Non-surgical ablation, used for many types of arrhythmias, is performed in a special lab called the electrophysiology (EP) laboratory. During this non-surgical procedure a catheter is inserted into a specific area of the heart. A special machine directs energy through the catheter to small areas of the heart muscle that causes the abnormal heart rhythm. This energy “disconnects” the source of the abnormal rhythm from the rest of the heart. It can also be used to disconnect the electrical pathway between the upper chambers (atria) and the lower chambers (ventricles) of the heart.
Surgical ablation procedures used for treating atrial fibrillation can be “minimally invasive” or traditional “open” surgery and may be combined with other surgical therapies such as bypass surgery, valve repair, or valve replacement. Surgical ablation procedures include:
- The Maze procedure. During this traditional open-heart surgical procedure, the surgeon makes small cuts in the heart to interrupt the conduction of abnormal impulses and to direct normal sinus impulses to travel to the atrioventricular node (AV node) as they normally should. When the heart heals, scar tissue forms and the abnormal electrical impulses are blocked from traveling through the heart.
- Minimally invasive surgical ablation. Unlike traditional heart surgery, there is no large chest wall incision and the heart is not stopped. These techniques utilize smaller incisions and endoscopes (small, lighted instruments that contain a camera).

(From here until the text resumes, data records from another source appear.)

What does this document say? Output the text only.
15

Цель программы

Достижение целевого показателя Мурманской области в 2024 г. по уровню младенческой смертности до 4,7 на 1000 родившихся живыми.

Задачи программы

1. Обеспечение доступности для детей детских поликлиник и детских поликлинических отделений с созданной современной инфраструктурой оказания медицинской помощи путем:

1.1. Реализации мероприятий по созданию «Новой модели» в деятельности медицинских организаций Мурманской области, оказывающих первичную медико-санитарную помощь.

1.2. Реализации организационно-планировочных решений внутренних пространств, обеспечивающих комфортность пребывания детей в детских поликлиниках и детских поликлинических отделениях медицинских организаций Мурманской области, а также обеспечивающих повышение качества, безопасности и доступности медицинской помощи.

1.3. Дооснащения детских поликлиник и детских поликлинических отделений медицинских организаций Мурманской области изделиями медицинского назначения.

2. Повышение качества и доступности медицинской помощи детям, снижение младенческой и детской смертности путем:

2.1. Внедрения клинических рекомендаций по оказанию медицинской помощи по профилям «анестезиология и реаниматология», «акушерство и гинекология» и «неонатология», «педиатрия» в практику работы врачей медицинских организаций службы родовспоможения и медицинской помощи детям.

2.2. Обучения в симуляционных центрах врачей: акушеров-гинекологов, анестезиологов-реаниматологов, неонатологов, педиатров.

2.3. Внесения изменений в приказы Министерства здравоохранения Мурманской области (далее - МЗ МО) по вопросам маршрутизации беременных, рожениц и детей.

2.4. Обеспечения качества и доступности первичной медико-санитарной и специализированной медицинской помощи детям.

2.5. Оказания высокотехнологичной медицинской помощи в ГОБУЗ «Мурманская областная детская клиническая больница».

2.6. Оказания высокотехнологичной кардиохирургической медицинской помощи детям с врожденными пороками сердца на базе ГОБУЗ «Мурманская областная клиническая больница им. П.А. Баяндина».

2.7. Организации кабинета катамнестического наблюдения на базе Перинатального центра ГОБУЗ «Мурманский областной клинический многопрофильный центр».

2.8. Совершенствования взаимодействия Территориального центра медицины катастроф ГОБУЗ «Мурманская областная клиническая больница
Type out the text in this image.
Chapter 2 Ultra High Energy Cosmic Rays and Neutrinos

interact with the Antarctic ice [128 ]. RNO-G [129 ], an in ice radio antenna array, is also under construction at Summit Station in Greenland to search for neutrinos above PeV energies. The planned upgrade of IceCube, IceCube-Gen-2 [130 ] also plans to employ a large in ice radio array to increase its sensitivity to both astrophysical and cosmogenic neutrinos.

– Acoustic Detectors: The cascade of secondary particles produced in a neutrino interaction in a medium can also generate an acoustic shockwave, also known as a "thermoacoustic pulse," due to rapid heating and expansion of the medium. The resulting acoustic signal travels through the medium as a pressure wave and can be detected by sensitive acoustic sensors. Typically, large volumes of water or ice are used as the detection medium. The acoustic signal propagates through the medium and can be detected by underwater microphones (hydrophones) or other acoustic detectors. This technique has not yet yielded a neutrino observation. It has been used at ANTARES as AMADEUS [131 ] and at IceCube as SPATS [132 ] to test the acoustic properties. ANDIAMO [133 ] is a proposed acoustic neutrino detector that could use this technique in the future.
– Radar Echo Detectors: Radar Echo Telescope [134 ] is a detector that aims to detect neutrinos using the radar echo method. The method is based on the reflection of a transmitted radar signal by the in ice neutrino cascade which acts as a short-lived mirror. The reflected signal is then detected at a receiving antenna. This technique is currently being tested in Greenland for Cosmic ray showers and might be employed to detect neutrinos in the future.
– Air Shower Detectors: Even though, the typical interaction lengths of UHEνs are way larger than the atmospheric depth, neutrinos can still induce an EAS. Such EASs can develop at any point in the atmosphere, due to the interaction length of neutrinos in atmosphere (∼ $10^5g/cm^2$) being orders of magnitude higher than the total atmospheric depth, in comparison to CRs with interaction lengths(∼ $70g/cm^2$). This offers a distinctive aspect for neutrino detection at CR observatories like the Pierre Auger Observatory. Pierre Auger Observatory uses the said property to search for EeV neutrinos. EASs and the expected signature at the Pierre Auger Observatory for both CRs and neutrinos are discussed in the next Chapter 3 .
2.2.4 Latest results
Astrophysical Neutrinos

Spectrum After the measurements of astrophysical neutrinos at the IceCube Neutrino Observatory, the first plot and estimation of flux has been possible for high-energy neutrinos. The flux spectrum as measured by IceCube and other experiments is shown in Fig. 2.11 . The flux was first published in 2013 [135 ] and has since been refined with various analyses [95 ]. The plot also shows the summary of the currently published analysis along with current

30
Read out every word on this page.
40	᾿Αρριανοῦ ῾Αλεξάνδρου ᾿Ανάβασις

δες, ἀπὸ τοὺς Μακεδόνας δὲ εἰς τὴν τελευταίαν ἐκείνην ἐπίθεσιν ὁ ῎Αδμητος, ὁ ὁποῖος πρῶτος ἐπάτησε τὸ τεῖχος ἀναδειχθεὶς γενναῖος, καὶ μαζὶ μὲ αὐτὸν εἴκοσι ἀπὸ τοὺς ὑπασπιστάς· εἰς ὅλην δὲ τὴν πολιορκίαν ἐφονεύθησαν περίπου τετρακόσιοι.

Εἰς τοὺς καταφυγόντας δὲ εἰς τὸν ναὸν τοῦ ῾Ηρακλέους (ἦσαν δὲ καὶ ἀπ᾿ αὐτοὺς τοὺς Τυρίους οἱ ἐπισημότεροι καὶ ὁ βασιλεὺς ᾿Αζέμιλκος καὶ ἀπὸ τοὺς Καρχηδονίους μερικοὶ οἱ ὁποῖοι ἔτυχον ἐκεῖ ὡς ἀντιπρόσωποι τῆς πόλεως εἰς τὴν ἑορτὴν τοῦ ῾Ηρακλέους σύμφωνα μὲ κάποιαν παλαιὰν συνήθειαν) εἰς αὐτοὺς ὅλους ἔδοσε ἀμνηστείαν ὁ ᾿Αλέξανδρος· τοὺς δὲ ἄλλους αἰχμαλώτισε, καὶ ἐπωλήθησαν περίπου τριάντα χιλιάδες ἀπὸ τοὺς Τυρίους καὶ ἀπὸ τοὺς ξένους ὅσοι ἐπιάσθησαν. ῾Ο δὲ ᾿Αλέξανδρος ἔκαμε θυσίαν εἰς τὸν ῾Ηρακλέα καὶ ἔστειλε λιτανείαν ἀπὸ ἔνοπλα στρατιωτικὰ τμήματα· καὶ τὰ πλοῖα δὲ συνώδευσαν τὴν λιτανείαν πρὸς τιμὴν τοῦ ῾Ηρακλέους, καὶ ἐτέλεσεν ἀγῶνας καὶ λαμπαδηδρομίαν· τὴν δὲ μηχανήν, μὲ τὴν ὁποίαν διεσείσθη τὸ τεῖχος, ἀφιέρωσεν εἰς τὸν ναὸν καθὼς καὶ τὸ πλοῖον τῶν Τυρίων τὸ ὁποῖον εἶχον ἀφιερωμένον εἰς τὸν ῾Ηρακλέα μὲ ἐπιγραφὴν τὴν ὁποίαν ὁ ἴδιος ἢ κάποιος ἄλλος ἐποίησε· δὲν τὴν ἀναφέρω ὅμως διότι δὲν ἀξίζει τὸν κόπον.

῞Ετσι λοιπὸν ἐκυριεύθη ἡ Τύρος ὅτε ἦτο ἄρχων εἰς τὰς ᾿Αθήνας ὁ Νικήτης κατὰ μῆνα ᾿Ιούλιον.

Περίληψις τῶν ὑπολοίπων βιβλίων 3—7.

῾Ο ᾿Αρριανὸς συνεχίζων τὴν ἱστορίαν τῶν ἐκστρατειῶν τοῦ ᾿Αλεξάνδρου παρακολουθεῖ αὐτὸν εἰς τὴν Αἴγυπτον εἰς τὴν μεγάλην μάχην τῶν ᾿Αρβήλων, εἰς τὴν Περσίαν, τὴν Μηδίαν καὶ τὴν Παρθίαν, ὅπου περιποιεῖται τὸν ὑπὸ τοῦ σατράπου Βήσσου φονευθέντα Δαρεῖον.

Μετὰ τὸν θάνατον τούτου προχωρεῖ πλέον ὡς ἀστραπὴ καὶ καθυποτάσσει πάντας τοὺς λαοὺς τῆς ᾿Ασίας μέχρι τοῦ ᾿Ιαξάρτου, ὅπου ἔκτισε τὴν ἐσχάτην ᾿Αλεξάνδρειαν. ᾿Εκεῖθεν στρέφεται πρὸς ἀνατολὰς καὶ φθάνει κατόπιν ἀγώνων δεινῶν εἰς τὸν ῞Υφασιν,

- The modified Maze procedure. The surgeon uses a special catheter to deliver energy that creates controlled lesions on the heart and ultimately scar tissue. This scar tissue blocks the abnormal electrical impulses from being conducted through the heart and promotes the normal conduction of impulses through the proper pathway. One of four energy sources may be used to create the scars: radiofrequency, microwave, laser, or cryothermy (cold temperatures). The modified Maze procedure involves a single incision in the left atrium.
How effective and safe is this procedure?
Radiofrequency ablation has a success rate of over 90 percent, a low risk of complications and the patient can resume normal activities in a few days. It causes little or no discomfort and is done under mild sedation with local anesthesia. For these reasons, it’s now widely used and is the preferred treatment for many types of rapid heartbeats.
What are the risks of catheter ablation?
There are few risks. Fewer than 5 percent of people who have the procedure develop any problems. The most common problems result from the use of the catheters – long, thin tubes doctors insert into your arteries or veins. Inserting the tubes can occasionally damage your blood vessel or cause bleeding or infection. These problems are rare.